While the world scrambles to prepare for alternatives to petroleum, concerns with corn-based ethanol--including its effect on rising food prices and its relative inefficiency--have become increasingly apparent. A promising alternative is cellulosic ethanol, which can be made from a variety of biomass feedstocks that place less demand on agricultural land and food-based crops. The amount of energy derived from cellulosic ethanol relative to the energy needed to harvest (known as the wells-to-wheels measurement) is also many times greater than that of corn-based ethanol. In December 2007, the Federal Government mandated the production of 36 billion gallons of ethanol annually by 2022, 21 billion of which is to come from cellulosic (non-corn-based) feedstock.
Coskata's ethanol conversion plants can handle a wide range of carbon-based feedstocks, including woodchips, switchgrass, corn stover, landfill waste, and even old tires. The first step in the process is gasification through combustion, which "cracks" the carbon-hydrogen bonds of the feedstock, turning it into synthetic gas or "syngas," a combination of carbon monoxide, hydrogen, and carbon dioxide.
The combustion process, which is largely self-sustaining, generates heat in the range of 1,700 degrees Fahrenheit. The gas must then be cooled to 100 degrees Fahrenheit before the next stage of the conversion process. According to Coskata, the excess heat can be recovered and used to create steam for co-located corn-based ethanol production facilities.
After being "scrubbed" to remove any particulate debris, the syngas is fed into a bioreactor, where the chemical conversion takes place. Tiny anaerobic microorganisms go to work on the syngas, digesting the hydrogen, carbon monoxide, and carbon dioxide, while producing a mixture of ethanol and water. The microorganism strains used by Coskata were developed at Oklahoma and Oklahoma state universities.
Coskata claims that its microorganisms can extract "almost the entire energy value available in the incoming syngas stream," producing more than 100 gallons of ethanol per dry ton of input material. It says that the use of microorganisms to break down the syngas is more cost-effective than using chemical catalysis (the other major means of converting syngas into ethanol) as the latter requires a purer stream of syngas and relies on expensive catalytic reactors.
The final stage of the process involves separating the ethanol from water, which yields 99.7 percent pure ethanol.
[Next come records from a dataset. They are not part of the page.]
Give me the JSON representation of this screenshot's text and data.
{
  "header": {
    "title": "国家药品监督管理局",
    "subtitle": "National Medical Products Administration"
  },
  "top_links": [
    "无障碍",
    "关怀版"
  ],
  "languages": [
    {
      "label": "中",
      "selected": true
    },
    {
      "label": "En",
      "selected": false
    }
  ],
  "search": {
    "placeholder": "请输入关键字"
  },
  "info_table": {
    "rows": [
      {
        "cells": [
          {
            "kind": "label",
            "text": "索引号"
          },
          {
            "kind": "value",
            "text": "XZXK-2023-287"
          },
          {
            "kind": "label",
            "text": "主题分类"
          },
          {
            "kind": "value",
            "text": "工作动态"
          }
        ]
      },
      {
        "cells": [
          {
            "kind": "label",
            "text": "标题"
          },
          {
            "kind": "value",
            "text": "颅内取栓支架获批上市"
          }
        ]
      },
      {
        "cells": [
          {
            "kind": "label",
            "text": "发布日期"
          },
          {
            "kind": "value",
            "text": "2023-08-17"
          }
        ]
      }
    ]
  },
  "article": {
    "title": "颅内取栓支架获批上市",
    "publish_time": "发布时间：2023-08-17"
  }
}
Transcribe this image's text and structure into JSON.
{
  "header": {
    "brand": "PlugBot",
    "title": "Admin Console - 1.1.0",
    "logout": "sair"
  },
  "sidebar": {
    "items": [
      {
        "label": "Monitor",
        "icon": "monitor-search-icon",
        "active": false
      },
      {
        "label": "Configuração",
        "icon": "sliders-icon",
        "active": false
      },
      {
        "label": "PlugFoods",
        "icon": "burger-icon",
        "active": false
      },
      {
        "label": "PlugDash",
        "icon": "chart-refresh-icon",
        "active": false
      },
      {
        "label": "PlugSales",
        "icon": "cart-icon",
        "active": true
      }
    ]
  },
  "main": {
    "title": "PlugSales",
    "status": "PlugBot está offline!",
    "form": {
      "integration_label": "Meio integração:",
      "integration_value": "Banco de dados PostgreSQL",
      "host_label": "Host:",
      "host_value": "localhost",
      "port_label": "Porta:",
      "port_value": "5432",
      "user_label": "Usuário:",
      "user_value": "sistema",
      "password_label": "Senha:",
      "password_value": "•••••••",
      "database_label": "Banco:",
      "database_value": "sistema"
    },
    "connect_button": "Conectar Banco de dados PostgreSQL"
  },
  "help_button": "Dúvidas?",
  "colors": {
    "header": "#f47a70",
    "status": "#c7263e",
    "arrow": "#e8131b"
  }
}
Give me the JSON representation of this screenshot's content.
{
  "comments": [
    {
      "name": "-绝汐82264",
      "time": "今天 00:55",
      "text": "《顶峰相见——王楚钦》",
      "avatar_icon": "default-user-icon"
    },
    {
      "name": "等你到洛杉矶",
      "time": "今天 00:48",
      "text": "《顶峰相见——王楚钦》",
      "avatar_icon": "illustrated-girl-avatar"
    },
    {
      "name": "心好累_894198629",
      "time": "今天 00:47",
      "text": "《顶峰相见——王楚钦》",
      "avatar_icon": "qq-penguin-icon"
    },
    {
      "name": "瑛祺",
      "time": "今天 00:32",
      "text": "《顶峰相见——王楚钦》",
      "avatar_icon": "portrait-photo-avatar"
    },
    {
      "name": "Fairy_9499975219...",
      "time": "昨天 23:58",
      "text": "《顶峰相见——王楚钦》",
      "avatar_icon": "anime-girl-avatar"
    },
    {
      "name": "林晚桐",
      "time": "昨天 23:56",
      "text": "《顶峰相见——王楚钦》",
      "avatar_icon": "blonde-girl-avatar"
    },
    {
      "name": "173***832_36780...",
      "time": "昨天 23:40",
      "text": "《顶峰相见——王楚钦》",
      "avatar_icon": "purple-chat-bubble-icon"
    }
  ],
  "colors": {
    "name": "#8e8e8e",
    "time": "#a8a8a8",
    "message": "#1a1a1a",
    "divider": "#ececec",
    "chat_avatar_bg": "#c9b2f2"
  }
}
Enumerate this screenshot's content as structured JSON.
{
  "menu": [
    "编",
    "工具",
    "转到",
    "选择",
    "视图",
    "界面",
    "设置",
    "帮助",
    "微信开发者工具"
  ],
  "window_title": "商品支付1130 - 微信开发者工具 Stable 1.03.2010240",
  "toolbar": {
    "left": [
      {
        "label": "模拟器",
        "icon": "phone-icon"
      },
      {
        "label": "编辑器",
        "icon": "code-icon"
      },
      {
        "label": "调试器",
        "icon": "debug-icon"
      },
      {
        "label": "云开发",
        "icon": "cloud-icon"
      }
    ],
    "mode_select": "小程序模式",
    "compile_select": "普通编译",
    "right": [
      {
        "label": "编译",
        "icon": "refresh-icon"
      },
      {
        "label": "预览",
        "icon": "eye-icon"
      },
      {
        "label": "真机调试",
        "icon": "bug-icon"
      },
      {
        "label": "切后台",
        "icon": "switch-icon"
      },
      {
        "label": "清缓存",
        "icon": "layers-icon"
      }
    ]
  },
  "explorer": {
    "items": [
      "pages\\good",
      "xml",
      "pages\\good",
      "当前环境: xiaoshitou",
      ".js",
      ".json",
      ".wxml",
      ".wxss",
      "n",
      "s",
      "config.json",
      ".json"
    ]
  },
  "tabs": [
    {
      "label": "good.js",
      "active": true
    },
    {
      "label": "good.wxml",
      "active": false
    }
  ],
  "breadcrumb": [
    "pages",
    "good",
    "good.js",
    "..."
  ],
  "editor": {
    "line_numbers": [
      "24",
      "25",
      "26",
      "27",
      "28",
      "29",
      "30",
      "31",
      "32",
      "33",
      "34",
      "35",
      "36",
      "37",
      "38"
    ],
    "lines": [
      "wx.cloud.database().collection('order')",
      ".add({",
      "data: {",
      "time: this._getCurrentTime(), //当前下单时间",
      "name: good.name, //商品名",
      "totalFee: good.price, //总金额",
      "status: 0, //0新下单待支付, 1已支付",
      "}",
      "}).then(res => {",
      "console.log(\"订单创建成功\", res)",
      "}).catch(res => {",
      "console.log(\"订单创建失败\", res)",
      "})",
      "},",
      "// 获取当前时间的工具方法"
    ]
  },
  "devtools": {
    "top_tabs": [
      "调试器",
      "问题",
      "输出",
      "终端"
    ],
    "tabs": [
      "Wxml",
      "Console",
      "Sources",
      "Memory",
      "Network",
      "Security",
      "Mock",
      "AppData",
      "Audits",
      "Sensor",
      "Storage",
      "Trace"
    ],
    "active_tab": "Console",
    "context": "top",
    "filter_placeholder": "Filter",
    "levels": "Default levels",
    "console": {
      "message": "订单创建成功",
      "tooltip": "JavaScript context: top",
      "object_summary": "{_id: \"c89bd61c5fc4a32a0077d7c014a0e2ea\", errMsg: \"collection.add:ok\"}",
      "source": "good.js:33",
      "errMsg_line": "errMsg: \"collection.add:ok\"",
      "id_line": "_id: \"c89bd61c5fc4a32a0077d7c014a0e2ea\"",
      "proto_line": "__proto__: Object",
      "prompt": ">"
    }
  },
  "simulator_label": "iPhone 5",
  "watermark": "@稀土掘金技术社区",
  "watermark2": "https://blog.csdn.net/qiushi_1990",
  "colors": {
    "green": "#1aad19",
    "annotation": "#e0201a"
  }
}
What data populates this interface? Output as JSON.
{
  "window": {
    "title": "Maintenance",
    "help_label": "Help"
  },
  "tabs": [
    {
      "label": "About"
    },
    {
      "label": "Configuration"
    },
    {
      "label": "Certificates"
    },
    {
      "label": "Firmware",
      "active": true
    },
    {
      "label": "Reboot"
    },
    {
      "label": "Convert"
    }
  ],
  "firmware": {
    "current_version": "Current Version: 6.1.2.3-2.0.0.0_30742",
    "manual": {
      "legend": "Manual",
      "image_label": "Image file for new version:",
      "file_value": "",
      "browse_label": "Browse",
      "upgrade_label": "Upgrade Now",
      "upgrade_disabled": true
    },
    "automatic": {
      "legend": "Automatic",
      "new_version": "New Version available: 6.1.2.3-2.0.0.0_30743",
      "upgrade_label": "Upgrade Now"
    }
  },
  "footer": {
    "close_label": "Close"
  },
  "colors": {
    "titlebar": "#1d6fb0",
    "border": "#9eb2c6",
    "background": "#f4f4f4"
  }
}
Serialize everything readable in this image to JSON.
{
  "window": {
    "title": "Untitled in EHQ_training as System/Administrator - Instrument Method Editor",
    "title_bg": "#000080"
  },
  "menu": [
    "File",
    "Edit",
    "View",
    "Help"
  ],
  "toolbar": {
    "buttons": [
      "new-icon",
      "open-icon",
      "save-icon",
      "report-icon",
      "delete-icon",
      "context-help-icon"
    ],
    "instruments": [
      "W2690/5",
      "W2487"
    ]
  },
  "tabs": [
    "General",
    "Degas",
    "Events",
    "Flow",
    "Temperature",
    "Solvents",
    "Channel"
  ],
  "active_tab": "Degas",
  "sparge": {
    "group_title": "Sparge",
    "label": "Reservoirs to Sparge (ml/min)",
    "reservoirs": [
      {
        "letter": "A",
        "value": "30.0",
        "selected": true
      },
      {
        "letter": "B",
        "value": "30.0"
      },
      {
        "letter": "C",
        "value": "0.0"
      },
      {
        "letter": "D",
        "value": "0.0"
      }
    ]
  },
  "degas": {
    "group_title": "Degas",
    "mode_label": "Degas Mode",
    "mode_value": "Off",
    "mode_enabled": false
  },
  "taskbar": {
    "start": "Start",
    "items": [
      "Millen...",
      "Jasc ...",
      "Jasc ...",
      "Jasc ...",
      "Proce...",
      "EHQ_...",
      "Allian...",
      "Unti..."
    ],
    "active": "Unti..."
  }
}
Another benefit of the microorganism process is that it requires less water than either corn-derived ethanol production or cellulosic ethanol production using enzymatic pretreatment. Coskata's process uses less than one gallon of water per gallon of ethanol produced. According to the Department of Energy, cellulosic ethanol provides between 4.4 and 6.1 times the amount of energy used to produce it, compared with between 1.3 and 1.7 times for corn-based ethanol.
At present, only around 1,400 of the United States' 170,000 filling stations are ethanol-equipped. Earlier this year, GM's CEO Rick Wagoner said that between 15,000 and 20,000 more are needed. Research from Argonne National Laboratories shows that on a per-gallon basis, greenhouse-gas emissions from cellulosic ethanol are 85 percent lower than those from gasoline.
GM has 11 2008 models that can run on a mixture of 85 percent ethanol and 15 percent gas--known E85--including the Chevy Impala (pictured). The automaker has committed itself to making half of its new cars ethanol-compatible "flex-fuel" vehicles by 2012. Other companies that produce flex-fuel vehicles include Ford, Chrysler, Nissan, and Mercedes.